Training Time: Besides the performance on downstream tasks, we also benchmark the training time of OpenCLIP and FastCLIP-v1 to v3. We use PyTorch [36] Profiler to record the data. We break down per-iteration training time into 3 parts: computation, pure communication (not overlapped with computation), and others. The results are plotted in Figure 4 (a) and (b). We also break down communication into two parts: communication overlapped with computation and pure communication, which are plotted in Figure 4 (c) and (d). From subfigures (a) and (b) we can see that the running time of FastCLIP is similar to OpenCLIP when the number of nodes is small (1 and 2), and becomes shorter than OpenCLIP when the number of nodes scales up (4 and 8). This is because OpenCLIP has a longer communication time on 4 and 8 nodes (subfigures (c) and (d)), which demonstrates the effectiveness of our efficient gradient computation/communication strategy described in Section 4. For each algorithm, we also plot its speedup over 1 node in terms of training time in Figure 4 (a) and (b). All algorithms have similar speedup over 1 node and the gap between the ideal speedup (which is number of nodes) and the real speedup becomes larger when the number of nodes scales up. This indicates that training with more resources has a diminishing return.

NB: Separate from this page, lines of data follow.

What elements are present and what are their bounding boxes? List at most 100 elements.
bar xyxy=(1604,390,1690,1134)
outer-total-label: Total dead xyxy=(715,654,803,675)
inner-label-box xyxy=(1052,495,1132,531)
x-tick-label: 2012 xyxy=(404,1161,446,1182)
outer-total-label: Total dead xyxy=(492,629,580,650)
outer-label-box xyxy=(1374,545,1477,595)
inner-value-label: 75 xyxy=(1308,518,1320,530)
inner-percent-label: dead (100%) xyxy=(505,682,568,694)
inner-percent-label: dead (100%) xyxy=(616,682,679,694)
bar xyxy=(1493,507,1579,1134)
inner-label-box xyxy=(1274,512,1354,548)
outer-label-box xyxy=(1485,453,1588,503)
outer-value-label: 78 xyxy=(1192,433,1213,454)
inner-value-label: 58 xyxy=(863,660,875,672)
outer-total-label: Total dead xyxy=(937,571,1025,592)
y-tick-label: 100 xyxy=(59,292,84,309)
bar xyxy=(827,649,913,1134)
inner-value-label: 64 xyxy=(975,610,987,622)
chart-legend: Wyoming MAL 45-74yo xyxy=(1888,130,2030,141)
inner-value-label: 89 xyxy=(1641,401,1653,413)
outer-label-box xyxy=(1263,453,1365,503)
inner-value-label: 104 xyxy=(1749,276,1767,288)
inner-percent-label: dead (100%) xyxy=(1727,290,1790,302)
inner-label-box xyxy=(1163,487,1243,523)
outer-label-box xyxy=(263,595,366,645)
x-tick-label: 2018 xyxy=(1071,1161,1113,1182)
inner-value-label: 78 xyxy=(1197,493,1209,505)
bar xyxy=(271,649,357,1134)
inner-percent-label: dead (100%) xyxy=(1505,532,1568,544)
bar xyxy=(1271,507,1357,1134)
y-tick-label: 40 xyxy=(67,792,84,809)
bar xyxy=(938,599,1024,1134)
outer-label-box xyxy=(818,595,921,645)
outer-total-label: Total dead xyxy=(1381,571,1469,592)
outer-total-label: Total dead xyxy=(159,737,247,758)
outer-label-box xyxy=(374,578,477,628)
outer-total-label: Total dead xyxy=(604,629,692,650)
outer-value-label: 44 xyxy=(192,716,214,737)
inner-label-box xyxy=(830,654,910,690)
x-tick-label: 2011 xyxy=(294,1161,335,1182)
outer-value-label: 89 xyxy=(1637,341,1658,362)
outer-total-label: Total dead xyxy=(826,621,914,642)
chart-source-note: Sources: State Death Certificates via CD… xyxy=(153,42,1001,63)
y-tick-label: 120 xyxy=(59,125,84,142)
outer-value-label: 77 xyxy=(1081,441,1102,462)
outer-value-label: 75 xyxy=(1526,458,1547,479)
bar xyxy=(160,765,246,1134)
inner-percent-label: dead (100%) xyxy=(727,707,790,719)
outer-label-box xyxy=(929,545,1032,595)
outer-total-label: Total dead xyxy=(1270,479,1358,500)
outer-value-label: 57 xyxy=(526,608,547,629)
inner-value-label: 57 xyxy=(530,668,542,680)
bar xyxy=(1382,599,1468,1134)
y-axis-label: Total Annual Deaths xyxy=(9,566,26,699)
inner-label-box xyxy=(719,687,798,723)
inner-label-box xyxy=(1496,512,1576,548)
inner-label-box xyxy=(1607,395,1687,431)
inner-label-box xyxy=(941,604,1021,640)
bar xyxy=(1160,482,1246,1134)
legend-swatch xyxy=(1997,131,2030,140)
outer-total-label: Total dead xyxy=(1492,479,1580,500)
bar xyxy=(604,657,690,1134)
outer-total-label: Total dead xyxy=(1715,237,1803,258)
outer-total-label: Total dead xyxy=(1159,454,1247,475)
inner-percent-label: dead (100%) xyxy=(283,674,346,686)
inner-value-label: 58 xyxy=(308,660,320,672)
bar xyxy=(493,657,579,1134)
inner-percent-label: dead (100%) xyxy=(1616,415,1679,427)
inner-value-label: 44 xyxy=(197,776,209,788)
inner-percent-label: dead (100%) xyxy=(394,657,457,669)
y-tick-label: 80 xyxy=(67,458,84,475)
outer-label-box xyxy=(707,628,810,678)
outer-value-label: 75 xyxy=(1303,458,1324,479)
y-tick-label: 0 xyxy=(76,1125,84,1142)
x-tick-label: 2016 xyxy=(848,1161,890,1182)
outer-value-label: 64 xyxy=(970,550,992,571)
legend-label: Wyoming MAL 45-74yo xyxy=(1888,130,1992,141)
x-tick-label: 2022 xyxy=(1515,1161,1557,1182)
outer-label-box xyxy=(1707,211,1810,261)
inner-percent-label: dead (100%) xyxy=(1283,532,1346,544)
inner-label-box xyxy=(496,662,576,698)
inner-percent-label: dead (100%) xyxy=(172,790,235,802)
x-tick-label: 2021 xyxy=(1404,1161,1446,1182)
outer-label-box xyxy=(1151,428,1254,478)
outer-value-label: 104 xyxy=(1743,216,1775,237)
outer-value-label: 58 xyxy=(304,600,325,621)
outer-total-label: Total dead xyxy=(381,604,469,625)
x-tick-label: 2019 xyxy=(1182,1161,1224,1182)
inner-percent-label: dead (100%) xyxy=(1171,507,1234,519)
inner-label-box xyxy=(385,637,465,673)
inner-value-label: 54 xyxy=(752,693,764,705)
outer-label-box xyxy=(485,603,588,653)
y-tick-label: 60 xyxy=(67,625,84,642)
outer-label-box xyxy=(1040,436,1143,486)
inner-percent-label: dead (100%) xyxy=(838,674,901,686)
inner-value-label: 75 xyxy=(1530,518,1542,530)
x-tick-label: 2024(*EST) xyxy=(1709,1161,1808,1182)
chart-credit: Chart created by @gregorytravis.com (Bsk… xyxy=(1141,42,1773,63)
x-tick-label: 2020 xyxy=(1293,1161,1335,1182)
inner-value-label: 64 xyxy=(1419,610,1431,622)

Moreover, we benchmark the performance of FastCLIP-v3 and OpenCLIP in the xlarge-scale setting with 4 nodes. We plot the ImageNet-1k top 1 accuracy curve in Figure 4(c). OpenCLIP achieves a top1 accuracy of 53.36% on ImageNet-1k, while FastCLIP-v3 achieves an accuracy of 54.92%, resulting in a 1.56% gain. We also evaluate the average performance on Datacomp, which exhibits similar performance between FastCLIP-v3 and OpenCLIP shown in Appendix C.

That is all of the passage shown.